Car yoga can be really dangerous too. Especially if you get caught stretching your arms out the window with your head back and eyes shut.
Not only will you get in a car accident, the people in the car next to you may look at you strangely.
Even though I have seen people banging their head against the steering wheel a couple of times as if they were in a rock band, I am not sure that is the best way to deal with road rage or freeway jams. You may hurt yourself.
If you do not have an earpiece, get one. There is nothing more uncomfortable than your shoulder holding the phone to your ear and shoveling food in your mouth while writing down numbers. It’s just not a good idea.
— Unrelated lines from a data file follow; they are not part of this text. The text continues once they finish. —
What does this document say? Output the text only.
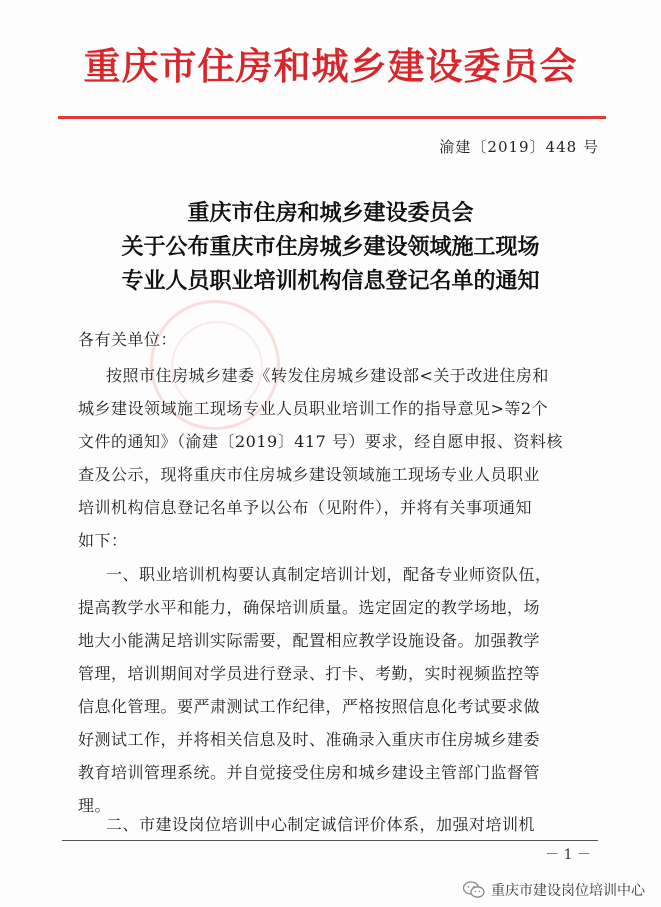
重庆市住房和城乡建设委员会
渝建〔2019〕448 号
重庆市住房和城乡建设委员会
关于公布重庆市住房城乡建设领域施工现场
专业人员职业培训机构信息登记名单的通知
各有关单位：
按照市住房城乡建委《转发住房城乡建设部<关于改进住房和
城乡建设领域施工现场专业人员职业培训工作的指导意见>等2个
文件的通知》（渝建〔2019〕417 号）要求，经自愿申报、资料核
查及公示，现将重庆市住房城乡建设领域施工现场专业人员职业
培训机构信息登记名单予以公布（见附件），并将有关事项通知
如下：
一、职业培训机构要认真制定培训计划，配备专业师资队伍，
提高教学水平和能力，确保培训质量。选定固定的教学场地，场
地大小能满足培训实际需要，配置相应教学设施设备。加强教学
管理，培训期间对学员进行登录、打卡、考勤，实时视频监控等
信息化管理。要严肃测试工作纪律，严格按照信息化考试要求做
好测试工作，并将相关信息及时、准确录入重庆市住房城乡建委
教育培训管理系统。并自觉接受住房和城乡建设主管部门监督管
理。
二、市建设岗位培训中心制定诚信评价体系，加强对培训机
－ 1 －
重庆市建设岗位培训中心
I just looked over the other day and a lady was driving 45 mph brushing her teeth like she was in her own bathroom. I guess it’s a great idea but maybe not in the car.
A good set of spare keys for the house and car is always good to have.
You just never know when you may lock yourself out or lose them.
A Thomas guide or navigation system is really important if you get lost a lot. I have gotten lost in my own city more than once and still get lost on the Interstate 405. And sometimes asking people on the street for directions is a waste of time. Most people don’t even know where they are.
I usually have a lot of mints to chew on for anxiety and repetitive driving.
I once ate two tins of Altoids on the way to class and I was breathing like I was in Antarctica when I arrived.
Extra cash and a credit card are very important because you never know if you will get snowed in somewhere.
I also have a medicine-to-go-kit handy with Advil and antacids. You never know when you will lose track of how many energy bars and Red Bulls you have had after being in traffic. It can be taxing on your stomach muscles. I think the most important thing is having your triple A card on board just in case you break down.
Among other stranger things in my car are deodorant, tool kits and other items. I think I have it all. You just never know when you may need all of these things during a long drive somewhere.